Current Releases

Spectre "Stick to Your Guns"

Life in 2022’s a bit shit, isn’t it? The planet is burning to death, the cost of living crisis has taken a bite out of everyone’s finances, and governments worldwide are sliding further and further to the right. As grim as this is, however, it means that hardcore heroes Stick To Your Guns are emerging from the woodwork at a time where they are needed most with their first album in five years. As with any record the Californians put their name to, Spectre is more than just a riff-fueled cathartic blast – it’s both astute in its commentary and revitalizing in its mood, brimming with the energy that could lift even the most desperate soul off their knees.

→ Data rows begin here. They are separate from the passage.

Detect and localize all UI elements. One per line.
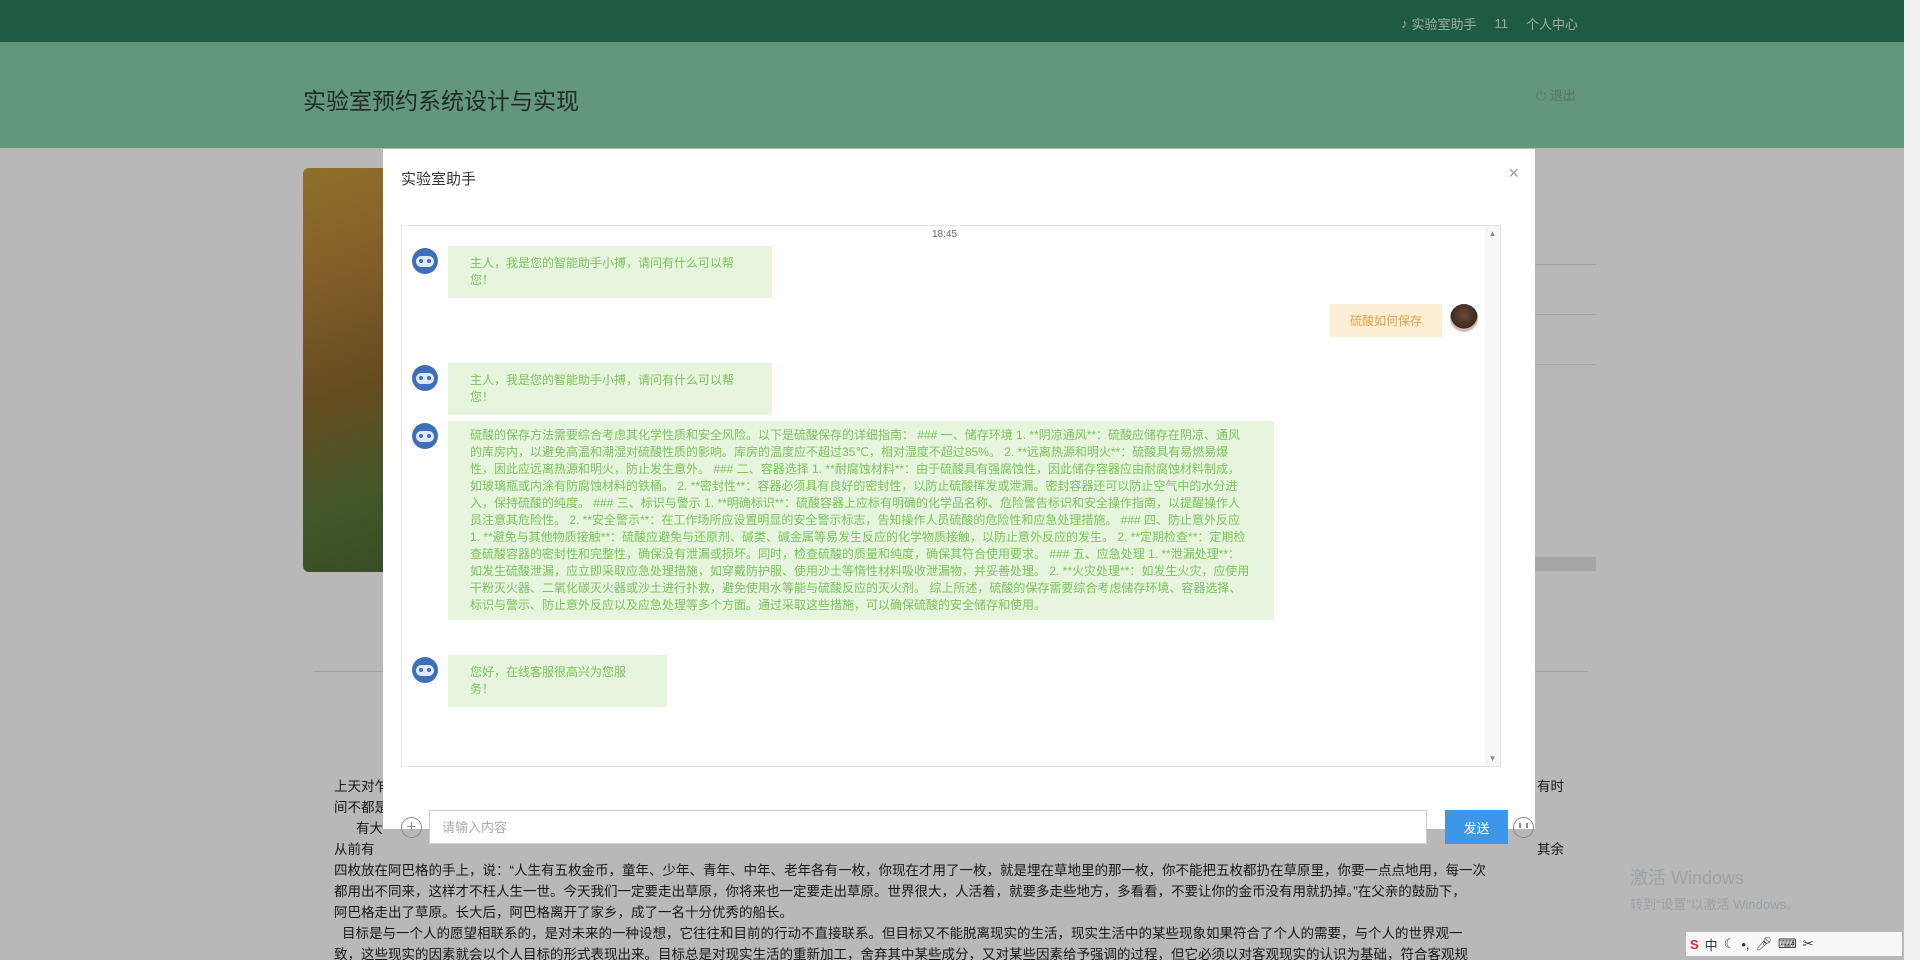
user-message-text: 硫酸如何保存 [1329,304,1442,337]
scroll-up-icon[interactable]: ▲ [1485,229,1500,238]
plus-icon[interactable]: + [401,817,422,838]
tools-icon[interactable]: ✂ [1803,936,1814,952]
robot-icon [412,248,438,274]
ime-mode[interactable]: 中 [1705,935,1718,954]
close-icon[interactable]: × [1508,163,1519,184]
microphone-icon[interactable]: 🎤︎ [1756,936,1773,952]
user-message: 硫酸如何保存 [1329,304,1478,337]
chat-scrollbar[interactable]: ▲ ▼ [1485,226,1500,766]
bot-message: 主人，我是您的智能助手小搏，请问有什么可以帮您！ [412,363,772,415]
dialog-title: 实验室助手 [401,171,477,188]
bot-message-text: 您好，在线客服很高兴为您服务！ [448,655,667,707]
message-input[interactable] [429,810,1427,844]
bot-message-text: 主人，我是您的智能助手小搏，请问有什么可以帮您！ [448,363,772,415]
chat-history[interactable]: 18:45 主人，我是您的智能助手小搏，请问有什么可以帮您！ 硫酸如何保存 主人… [401,225,1501,767]
windows-activation-watermark: 激活 Windows 转到“设置”以激活 Windows。 [1630,864,1799,913]
bot-message-text: 硫酸的保存方法需要综合考虑其化学性质和安全风险。以下是硫酸保存的详细指南： ##… [448,421,1274,620]
punctuation-icon[interactable]: •, [1741,937,1749,952]
page-scrollbar[interactable] [1904,0,1920,960]
keyboard-icon[interactable]: ⌨ [1778,936,1797,952]
robot-icon [412,365,438,391]
moon-icon[interactable]: ☾ [1724,936,1736,952]
bot-message-text: 主人，我是您的智能助手小搏，请问有什么可以帮您！ [448,246,772,298]
robot-icon [412,423,438,449]
bot-message: 主人，我是您的智能助手小搏，请问有什么可以帮您！ [412,246,772,298]
sogou-logo-icon: S [1690,936,1699,952]
bot-message: 您好，在线客服很高兴为您服务！ [412,655,667,707]
assistant-dialog: 实验室助手 × 18:45 主人，我是您的智能助手小搏，请问有什么可以帮您！ 硫… [383,149,1535,844]
robot-icon [412,657,438,683]
emoji-icon[interactable] [1513,817,1534,838]
ime-toolbar[interactable]: S 中 ☾ •, 🎤︎ ⌨ ✂ [1686,932,1902,956]
watermark-line-2: 转到“设置”以激活 Windows。 [1630,897,1800,912]
chat-input-row: + 发送 [401,809,1534,845]
message-timestamp: 18:45 [931,229,958,240]
bot-message: 硫酸的保存方法需要综合考虑其化学性质和安全风险。以下是硫酸保存的详细指南： ##… [412,421,1274,620]
scroll-down-icon[interactable]: ▼ [1485,754,1500,763]
send-button[interactable]: 发送 [1445,810,1508,844]
user-avatar [1450,304,1478,332]
watermark-line-1: 激活 Windows [1630,868,1745,888]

STYG’s seventh record is, naturally, full of mosh-worthy moments sweetened by rousing choruses – early highlight Weapon emerges with galloping rhythms and all the ‘whoa-oh’s you could possibly want, and if that’s somehow not enough, the dauntless, uplifting post-hardcore of A World To Win will sort you right out. Elsewhere, Hush storms in with blazing aggression but loses none of its weightiness even as it decelerates in tempo, and the pounding Liberate fuses heavy sounds with heavy subjects in one of the record’s most politically charged moments.

Yet Stick To Your Guns remain just as potent when they let themselves become more vulnerable. Though the barbed yet catchy Open Up My Head is fragile in its verses, a fighting spirit bubbles underneath, bridging the gap between the record’s harder and softer sounds. Father, which deals with the passing of guitarist Chris Rawson’s father, is a lump-in-throat moment, making ferocity funereal with its pained roars of ‘True freedom is death,’ while contemplative acoustic ballad No Way To Live is vulnerable in more surprising ways. Sonically, it’s a stark outlier, but its candour is captivating as frontman Jesse Barnett contemplates what it means to hold love for someone with radically different political views.

With its consistency, authenticity and underneath, a sense of fun, Spectre more than makes up for five years away.